CONFERENCES "GRAND PUBLIC"
La politique à l’époque des Mousquetaires (1617-1643)
De la nébuleuse d’Orion, découverte par Peiresc, aux exoplanètes
De l’astronomie de Peiresc aux problèmes actuels de l’astronomie
Le mausolée d’Argenton : un tombeau romain monumental dans la montagne
Saint-Tropez, une découverte des néo-impressionnistes
Le Haut-Verdon au temps de Vauban
L'affaire Galilée
 

La politique à l’époque des Mousquetaires (1617-1643)

Conférencier :

Nicole Dhombres, Docteur en Histoire

Lieu :

Annot, Campus Européen Platon

Date :

13 juin 2009

Compte rendu :

Le sujet de cette conférence a été déterminé par le thème du colloque universitaire qui s’est tenu à Peyresq du 14 au 18 juin 2009, Les savoirs au temps des mousquetaires, des tercios et des missionnaires. L’idée étant de vulgariser un savoir de type universitaire pour le mettre à la portée d’un public bien plus large.
Pour ce faire, l’historienne a donc retenu l’époque du règne de Louis XIII, que le grand public connaît par le truchement du grand roman d’Alexandre Dumas, les Trois Mousquetaires. Idéal chevaleresque, courage, sens aigu de l’honneur, passion de l’aventure et de l’exploit, nobles caractères, tout ceci caractérise l’atmosphère du roman. La réalité historique est quelque peu différente. C’est cette réalité que la conférencière a voulu reconstituer, en se servant de documents qui permettaient de rendre cette réalité vivante (portraits, tableaux, dessins, cartes, plans...). Avec pour toile de fond une Europe des Grands - le roi Philippe IV d’Espagne, Charles Ier d’Angleterre, le Capétien Louis XIII, l’empereur d’Allemagne, la Papauté, les puissances politiques italiennes et flamandes.

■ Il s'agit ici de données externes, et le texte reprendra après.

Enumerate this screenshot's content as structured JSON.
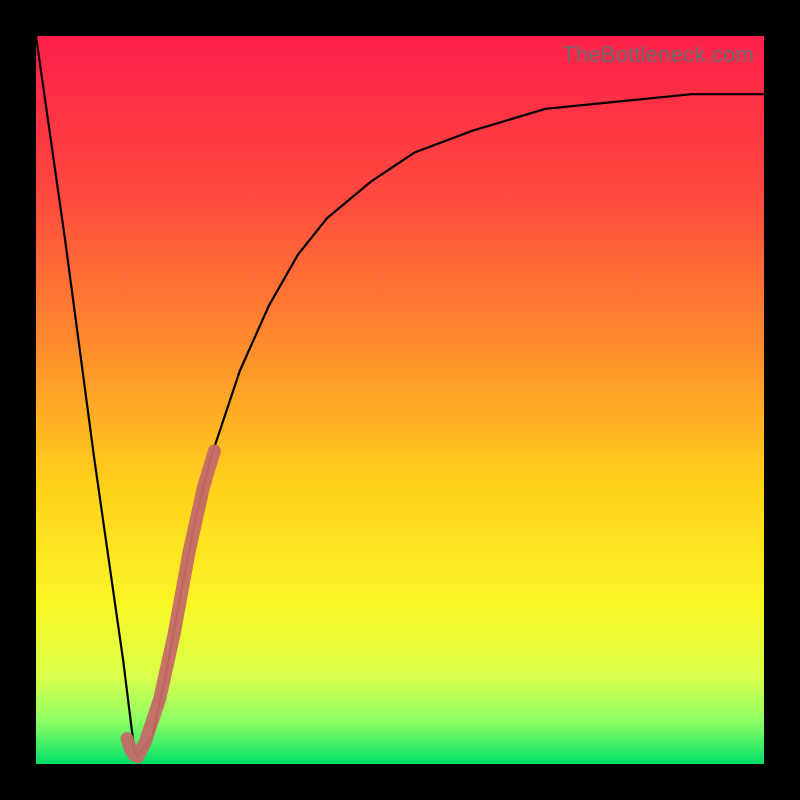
{
  "watermark": {
    "text": "TheBottleneck.com"
  },
  "colors": {
    "frame_bg": "#000000",
    "curve": "#000000",
    "highlight": "#c46a66",
    "watermark": "#6c6c6c",
    "gradient_stops": [
      {
        "pct": 0,
        "color": "#ff1f4b"
      },
      {
        "pct": 22,
        "color": "#ff4a3e"
      },
      {
        "pct": 42,
        "color": "#ff8a2d"
      },
      {
        "pct": 62,
        "color": "#ffd21a"
      },
      {
        "pct": 78,
        "color": "#faf625"
      },
      {
        "pct": 88,
        "color": "#d9ff4a"
      },
      {
        "pct": 94,
        "color": "#8fff63"
      },
      {
        "pct": 100,
        "color": "#00e06a"
      }
    ]
  },
  "chart_data": {
    "type": "line",
    "title": "",
    "xlabel": "",
    "ylabel": "",
    "xlim": [
      0,
      100
    ],
    "ylim": [
      0,
      100
    ],
    "series": [
      {
        "name": "bottleneck-curve",
        "x": [
          0,
          4,
          8,
          10,
          12,
          13,
          13.5,
          14,
          16,
          18,
          20,
          22,
          24,
          28,
          32,
          36,
          40,
          46,
          52,
          60,
          70,
          80,
          90,
          100
        ],
        "y": [
          100,
          72,
          42,
          28,
          14,
          6,
          2,
          1,
          4,
          13,
          24,
          34,
          42,
          54,
          63,
          70,
          75,
          80,
          84,
          87,
          90,
          91,
          92,
          92
        ]
      },
      {
        "name": "highlight-range",
        "x": [
          12.5,
          13,
          13.5,
          14,
          15,
          17,
          19,
          21,
          23,
          24.5
        ],
        "y": [
          3.5,
          2,
          1.2,
          1,
          3,
          9,
          18,
          29,
          38,
          43
        ]
      }
    ]
  }
}
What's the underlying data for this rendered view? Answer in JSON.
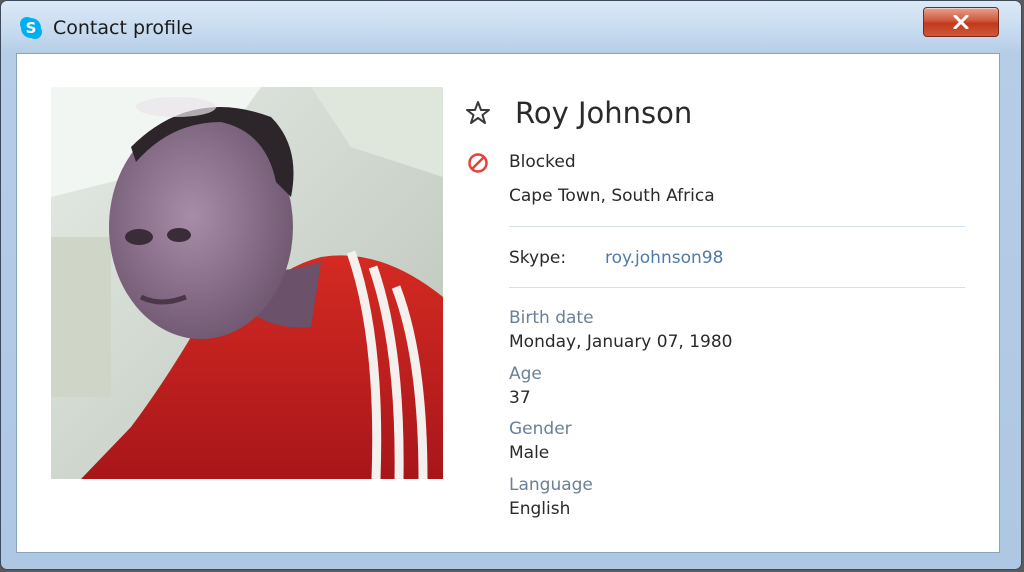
{
  "window": {
    "title": "Contact profile"
  },
  "contact": {
    "name": "Roy Johnson",
    "status": "Blocked",
    "location": "Cape Town, South Africa",
    "skype_label": "Skype:",
    "skype_id": "roy.johnson98"
  },
  "fields": [
    {
      "label": "Birth date",
      "value": "Monday, January 07, 1980"
    },
    {
      "label": "Age",
      "value": "37"
    },
    {
      "label": "Gender",
      "value": "Male"
    },
    {
      "label": "Language",
      "value": "English"
    }
  ],
  "icons": {
    "app": "skype-icon",
    "close": "close-icon",
    "favorite": "star-icon",
    "status": "blocked-icon"
  },
  "colors": {
    "skype_blue": "#00aff0",
    "blocked_red": "#e2423a",
    "link_blue": "#4f7aa7",
    "label_gray": "#6b7f96",
    "close_red": "#c2391d"
  }
}
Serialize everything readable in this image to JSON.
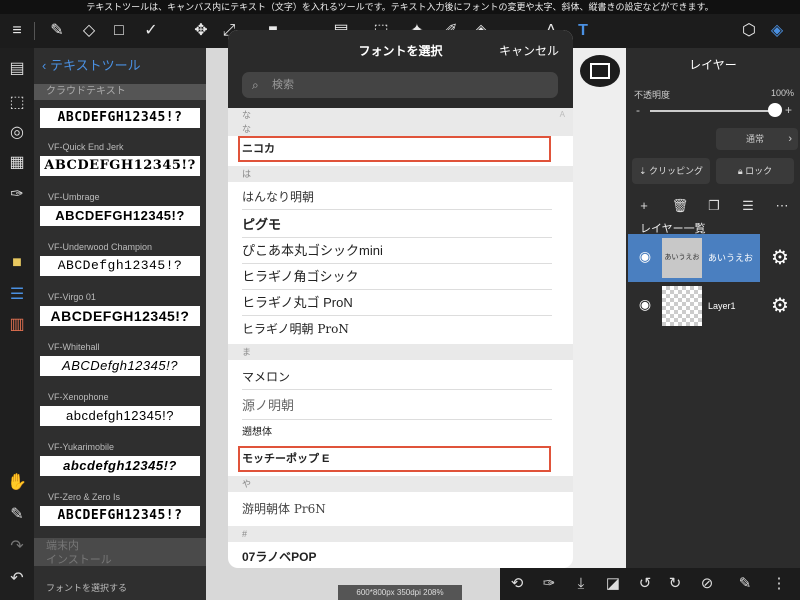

Il a été dit que ces puissances politiques étaient en fait des colosses aux pieds d’argile, fragilisés par bien des facteurs, et en particulier un climat de guerre permanent tant à l’intérieur (complots, révoltes, assassinats) qu’à l’extérieur des frontières des Etats. Cette période correspond en effet à la guerre de Trente Ans où les états européens s’entredéchirent au nom de la religion chrétienne.
La conférencière a ensuite montré que ceux qui souffrirent le plus de cet état de guerre permanent furent les Gueux, en l’occurrence les paysans d’Europe, des populations civiles décimées par le passage des troupes mercenaires qui se paient sur l’habitant, pillent, tuent, rançonnent. Pour sensibiliser le public, ont été utilisés les extraordinaires dessins du peintre-graveur Jacques Callot, en détaillant en particulier sa description du Siège de Breda.
Face à la menace de mort omniprésente dans les sociétés européennes, la conférencière a montré dans la dernière partie de son exposé comment une classe d’humanistes (à laquelle appartient Peiresc qui durant ces années vit sa maturité) s’est mise au travail pour forger un concept d’Etat où le Droit et la Paix soient clairement définis en terme de finalités à atteindre. Il en sortira la figure d’un Richelieu pour la France, et pour l’Angleterre l’image des Pilgrims Fathers s’embarquant en 1620 pour aller fonder ce qui deviendra la démocratie américaine.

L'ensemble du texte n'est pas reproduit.